If we take the typical person mentioned above, overweight, poor posture, weak feet, immobile ankles, and they're not strength training. Add in the fact that they also have no concept of the running technique required to run in minimalist shoes. Then throw them in Vibram's and start letting them hit the pavement, guess what ... they're going to get injured! It's not because the shoes are dangerous, it's because they didn't prepare their body for running in minimalist shoes.
Vibram Five Fingers
You Need To Prepare Your Feet Before Minimalist Running!
If you don't want to injure yourself when running in minimalist shoes, you need to take the right steps! That pun wasn't intended, but it works. The following are steps that I use with clients before they ever start running (sprints, jogging etc.) in minimalist shoes. Implement them, and it will make your chances of injuring yourself running in minimalist shoes go down significantly.
BUT! Remember, running for long distances isn't the most effective method for fat loss, it increases your stress hormones, boosts inflammation in the body, and is still a high risk method of training.
Step #1: Get your diet on point
Clean up your food, get your nutrition on point. You'll lose weight, keep it off, and improve every single aspect of your body through proper nutrition. Not carrying around excess body fat will also help reduce your risk of injury while running. You could pick up my "Paleo Quick Start" to get you on track!
Step #2: Fix your poor posture and foot positioning
If you can't stand up straight, and stay that way, then how the heck are you going to do it while running? Find out what good posture looks like, then get foam rolling, using lacrosse balls, and stretching in order to fix your poor posture.
Step #3: Start resistance training while barefoot
Go barefoot around your home, and in the gym. Most gyms will require you to wear shoes, that's ok because you can get some Vibrams and wear them in the gym. Start training with total body movements like squats, lunges, push ups, chin ups, and rows. This will help strengthen the feet during activity. This should be on going an ongoing process!
Training barefoot is a great way to prepare
the feet for minimalist running!
Step #4: Jump rope barefoot
Running in minimalist shoes requires an upright posture and the use of the forefoot while running. Basically, running on the balls of the feet. Jumping rope helps with both of these techniques. Jumping rope helps to further strengthen the muscles of the feet and conditions the calves and legs in a similar fashion to barefoot running. Jumping rope regularly for a couple months, coupled with your resistance training, should help build a good base for minimalist running.
Step #5: Learn about running and forefoot running technique
You must, must, MUUUUUST learn the basics of running in minimalist shoes before you start running. Many people who run in regular shoes use a "heel strike". Heel striking involves hitting the ground with the heel first while running. This is poor running technique with any kind of shoe, but it's even worse if you're wearing minimalist shoes.

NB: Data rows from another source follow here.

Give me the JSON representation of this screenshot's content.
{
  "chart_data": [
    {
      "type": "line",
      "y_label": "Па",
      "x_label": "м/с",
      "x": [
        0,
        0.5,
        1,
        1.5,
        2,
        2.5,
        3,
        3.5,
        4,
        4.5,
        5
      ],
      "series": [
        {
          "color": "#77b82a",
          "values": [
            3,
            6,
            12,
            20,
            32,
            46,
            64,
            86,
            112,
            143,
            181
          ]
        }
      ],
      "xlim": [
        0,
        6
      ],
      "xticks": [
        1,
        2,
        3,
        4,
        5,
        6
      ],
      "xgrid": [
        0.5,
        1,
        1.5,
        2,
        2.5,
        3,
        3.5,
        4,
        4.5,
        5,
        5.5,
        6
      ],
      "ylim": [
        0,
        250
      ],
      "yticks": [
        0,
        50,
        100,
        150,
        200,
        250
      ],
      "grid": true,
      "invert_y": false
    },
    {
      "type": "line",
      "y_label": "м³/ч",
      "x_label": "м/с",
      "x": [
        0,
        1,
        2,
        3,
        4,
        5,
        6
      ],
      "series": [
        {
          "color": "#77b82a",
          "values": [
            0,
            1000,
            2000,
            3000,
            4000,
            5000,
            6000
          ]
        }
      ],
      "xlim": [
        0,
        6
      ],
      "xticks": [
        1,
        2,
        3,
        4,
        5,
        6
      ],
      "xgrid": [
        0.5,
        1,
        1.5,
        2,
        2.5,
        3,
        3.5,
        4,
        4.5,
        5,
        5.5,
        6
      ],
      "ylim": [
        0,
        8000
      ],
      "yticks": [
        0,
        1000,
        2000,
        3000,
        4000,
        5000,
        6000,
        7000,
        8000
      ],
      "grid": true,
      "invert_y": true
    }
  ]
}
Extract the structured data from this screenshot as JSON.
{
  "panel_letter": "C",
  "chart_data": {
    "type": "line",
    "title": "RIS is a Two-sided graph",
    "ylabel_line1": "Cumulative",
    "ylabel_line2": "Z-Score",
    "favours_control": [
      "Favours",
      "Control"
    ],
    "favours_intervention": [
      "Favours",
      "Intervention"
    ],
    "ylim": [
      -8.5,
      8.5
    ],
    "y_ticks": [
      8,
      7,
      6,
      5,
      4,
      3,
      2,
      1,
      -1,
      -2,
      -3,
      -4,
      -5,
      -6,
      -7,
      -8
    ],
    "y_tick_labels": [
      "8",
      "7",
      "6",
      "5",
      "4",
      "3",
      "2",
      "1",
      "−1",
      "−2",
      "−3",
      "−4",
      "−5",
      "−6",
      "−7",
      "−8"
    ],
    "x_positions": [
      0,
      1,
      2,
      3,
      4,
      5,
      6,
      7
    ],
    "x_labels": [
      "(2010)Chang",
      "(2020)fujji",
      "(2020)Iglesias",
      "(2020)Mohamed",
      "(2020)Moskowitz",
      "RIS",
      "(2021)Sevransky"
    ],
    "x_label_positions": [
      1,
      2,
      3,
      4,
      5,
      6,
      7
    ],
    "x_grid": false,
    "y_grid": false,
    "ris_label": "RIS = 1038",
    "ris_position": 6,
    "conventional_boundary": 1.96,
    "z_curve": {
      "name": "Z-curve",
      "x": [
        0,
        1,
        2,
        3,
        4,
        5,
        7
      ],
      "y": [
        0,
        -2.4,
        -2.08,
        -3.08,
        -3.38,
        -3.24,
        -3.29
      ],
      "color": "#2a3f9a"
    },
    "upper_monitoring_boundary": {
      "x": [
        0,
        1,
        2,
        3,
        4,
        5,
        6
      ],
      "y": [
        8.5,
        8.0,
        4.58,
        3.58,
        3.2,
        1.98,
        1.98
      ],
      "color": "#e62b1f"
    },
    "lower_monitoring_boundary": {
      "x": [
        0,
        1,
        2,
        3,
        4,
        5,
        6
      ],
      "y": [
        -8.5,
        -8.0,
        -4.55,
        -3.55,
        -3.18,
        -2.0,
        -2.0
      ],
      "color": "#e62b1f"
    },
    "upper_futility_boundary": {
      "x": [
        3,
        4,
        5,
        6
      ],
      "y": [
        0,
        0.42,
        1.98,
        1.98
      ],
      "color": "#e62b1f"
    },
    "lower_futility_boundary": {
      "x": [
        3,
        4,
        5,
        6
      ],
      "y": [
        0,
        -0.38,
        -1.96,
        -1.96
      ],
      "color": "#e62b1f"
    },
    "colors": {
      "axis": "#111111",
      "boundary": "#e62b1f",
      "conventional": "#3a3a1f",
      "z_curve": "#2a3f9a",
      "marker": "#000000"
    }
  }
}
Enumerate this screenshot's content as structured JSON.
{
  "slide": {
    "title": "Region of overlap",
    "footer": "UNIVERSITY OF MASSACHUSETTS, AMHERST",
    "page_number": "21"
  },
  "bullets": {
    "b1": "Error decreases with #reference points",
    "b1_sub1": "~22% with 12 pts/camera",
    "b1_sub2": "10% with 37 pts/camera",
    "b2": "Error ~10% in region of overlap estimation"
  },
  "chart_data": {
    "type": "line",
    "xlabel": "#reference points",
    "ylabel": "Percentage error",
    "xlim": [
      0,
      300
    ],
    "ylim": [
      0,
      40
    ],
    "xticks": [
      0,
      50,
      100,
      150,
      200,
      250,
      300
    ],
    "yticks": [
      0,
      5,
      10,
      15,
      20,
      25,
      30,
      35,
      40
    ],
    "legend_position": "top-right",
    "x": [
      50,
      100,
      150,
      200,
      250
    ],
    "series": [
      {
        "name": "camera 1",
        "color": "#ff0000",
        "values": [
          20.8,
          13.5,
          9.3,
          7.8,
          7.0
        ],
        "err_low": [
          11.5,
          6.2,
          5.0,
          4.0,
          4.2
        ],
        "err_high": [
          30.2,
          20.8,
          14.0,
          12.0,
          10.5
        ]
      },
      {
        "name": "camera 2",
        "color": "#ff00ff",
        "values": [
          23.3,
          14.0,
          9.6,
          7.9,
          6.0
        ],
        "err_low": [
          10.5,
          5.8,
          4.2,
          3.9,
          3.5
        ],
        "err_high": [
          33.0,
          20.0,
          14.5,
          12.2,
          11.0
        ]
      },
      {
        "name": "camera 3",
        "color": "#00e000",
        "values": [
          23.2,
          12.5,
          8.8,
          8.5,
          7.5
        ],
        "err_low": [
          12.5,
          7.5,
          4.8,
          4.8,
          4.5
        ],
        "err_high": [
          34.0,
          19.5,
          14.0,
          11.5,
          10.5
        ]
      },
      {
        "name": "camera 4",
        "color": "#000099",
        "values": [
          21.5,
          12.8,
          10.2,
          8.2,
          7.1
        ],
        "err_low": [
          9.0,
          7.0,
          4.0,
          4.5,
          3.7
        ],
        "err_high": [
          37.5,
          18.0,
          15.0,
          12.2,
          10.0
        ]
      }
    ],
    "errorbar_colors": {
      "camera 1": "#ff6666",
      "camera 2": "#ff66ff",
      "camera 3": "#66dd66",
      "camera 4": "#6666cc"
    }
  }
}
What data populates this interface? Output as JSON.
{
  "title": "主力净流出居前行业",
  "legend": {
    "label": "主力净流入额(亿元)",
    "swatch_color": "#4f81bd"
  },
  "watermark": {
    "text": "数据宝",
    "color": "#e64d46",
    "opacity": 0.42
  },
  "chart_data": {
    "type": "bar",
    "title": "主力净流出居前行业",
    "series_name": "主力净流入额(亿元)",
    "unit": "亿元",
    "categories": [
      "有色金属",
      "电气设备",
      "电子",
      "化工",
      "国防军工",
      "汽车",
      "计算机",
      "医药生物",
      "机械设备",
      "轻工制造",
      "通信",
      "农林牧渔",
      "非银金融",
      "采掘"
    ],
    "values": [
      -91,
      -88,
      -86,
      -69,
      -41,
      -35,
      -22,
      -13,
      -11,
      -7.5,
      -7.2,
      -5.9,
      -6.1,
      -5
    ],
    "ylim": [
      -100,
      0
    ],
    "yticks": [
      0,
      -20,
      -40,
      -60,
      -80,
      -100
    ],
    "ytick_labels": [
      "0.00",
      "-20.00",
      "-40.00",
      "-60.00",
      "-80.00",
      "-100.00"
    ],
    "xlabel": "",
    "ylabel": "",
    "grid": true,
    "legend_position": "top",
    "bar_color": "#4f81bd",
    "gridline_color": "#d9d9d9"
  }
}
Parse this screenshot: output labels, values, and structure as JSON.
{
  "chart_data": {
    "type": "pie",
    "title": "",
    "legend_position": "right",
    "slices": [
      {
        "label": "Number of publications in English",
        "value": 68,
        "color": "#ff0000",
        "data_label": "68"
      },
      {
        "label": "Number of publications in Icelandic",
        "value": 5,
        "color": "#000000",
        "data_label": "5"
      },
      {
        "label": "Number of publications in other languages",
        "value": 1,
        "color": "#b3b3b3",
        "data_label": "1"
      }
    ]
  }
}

In minimalist shoes there's no padded heel to save your body from fractures or bruising. Running in minimalist shoes requires you to run with an upright posture and using the forefoot. Here's a nice little video to get your started.
Step #6: Ease into barefoot running
Now that you've covered your bases, you can ease yourself into minimalist running. Running on softer surfaces such as trails, grass, and sand, would be a good place to start. Then ease into running on harder surfaces like sidewalks. Take it easy, listen to your body, and take time off if something doesn't feel right. Remember to regularly roam roll and fascial release. There are numerous forms of physical activity and exercise, and they can all be dangerous. You need to prepare your body gradually and learn the technique involved for any method of fitness. Barefoot/Minimalist running is no different!